Don’t limit the size of a password unless you absolutely have to. Honestly, it’s 2012. Databases can store unlimited-length strings, and the security of a password is improved by length. If your user wants to use the Gettysburg Address as a password, let them go for it.
Ditto for the content. If the user wants ancient Greek poetry for their password, then don’t freak out about the character set or complain that it doesn’t contain any numbers. Honestly, I once had a health-care provider prevent me from using spaces and punctuation in a password. “Alphanumeric characters only”. Way to be secure, guys.

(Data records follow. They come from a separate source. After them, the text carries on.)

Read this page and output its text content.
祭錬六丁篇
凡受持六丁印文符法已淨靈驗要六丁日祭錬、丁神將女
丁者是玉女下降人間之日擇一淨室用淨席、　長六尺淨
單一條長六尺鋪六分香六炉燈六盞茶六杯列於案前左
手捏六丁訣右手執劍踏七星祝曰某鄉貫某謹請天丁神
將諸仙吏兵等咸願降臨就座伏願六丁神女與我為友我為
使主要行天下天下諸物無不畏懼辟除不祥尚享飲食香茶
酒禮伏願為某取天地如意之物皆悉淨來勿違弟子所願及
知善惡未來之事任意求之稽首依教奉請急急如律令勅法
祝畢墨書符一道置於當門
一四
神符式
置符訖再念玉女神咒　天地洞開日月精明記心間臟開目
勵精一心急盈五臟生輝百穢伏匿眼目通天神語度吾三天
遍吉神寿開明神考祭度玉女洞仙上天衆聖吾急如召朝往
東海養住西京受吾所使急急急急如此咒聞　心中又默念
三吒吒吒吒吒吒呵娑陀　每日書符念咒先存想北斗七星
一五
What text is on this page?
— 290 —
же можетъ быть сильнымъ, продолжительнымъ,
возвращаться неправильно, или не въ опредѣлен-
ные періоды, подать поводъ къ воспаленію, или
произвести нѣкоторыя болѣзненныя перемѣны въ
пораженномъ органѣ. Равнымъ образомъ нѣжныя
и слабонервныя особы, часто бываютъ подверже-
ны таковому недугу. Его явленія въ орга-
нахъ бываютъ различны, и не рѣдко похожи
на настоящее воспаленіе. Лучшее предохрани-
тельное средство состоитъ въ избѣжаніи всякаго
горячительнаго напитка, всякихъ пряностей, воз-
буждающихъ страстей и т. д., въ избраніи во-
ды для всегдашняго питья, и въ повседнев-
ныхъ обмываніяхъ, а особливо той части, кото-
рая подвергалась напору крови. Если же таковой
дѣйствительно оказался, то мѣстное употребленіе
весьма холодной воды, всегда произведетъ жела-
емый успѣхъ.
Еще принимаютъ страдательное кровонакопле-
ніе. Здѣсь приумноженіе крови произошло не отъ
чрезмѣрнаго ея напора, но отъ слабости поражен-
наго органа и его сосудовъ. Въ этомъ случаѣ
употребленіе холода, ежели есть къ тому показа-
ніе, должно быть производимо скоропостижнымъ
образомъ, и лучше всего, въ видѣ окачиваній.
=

Don’t limit the password format at all unless a compromised account will damage your service as a whole. No minimum length, no “special characters” requirement, no “at least one number”. I know, this is a tough one to swallow. Take an honest look at the worst a malicious user could do; if the only harmful effects are to the user choosing the password, then let them choose whatever they want.
Rate the strength of a password as the user types, and give hints on how to improve it. If you do this, though, get it right. It’s annoying to type in “correct horse battery staple” and have some out-of-date algorithm tell me it’s “Weak“. It’s worse if the system rejects it outright, but even the knowledge that your algorithm sucks makes me doubt the overall security of your system.
Check that your login fields are friendly to automatic login. I’m more likely to choose a unique password for a site when I can hand off the job of remembering it to my browser or keychain. Each time I have to click “forgot password”, though, my choice is going to be easier to remember (and probably less secure).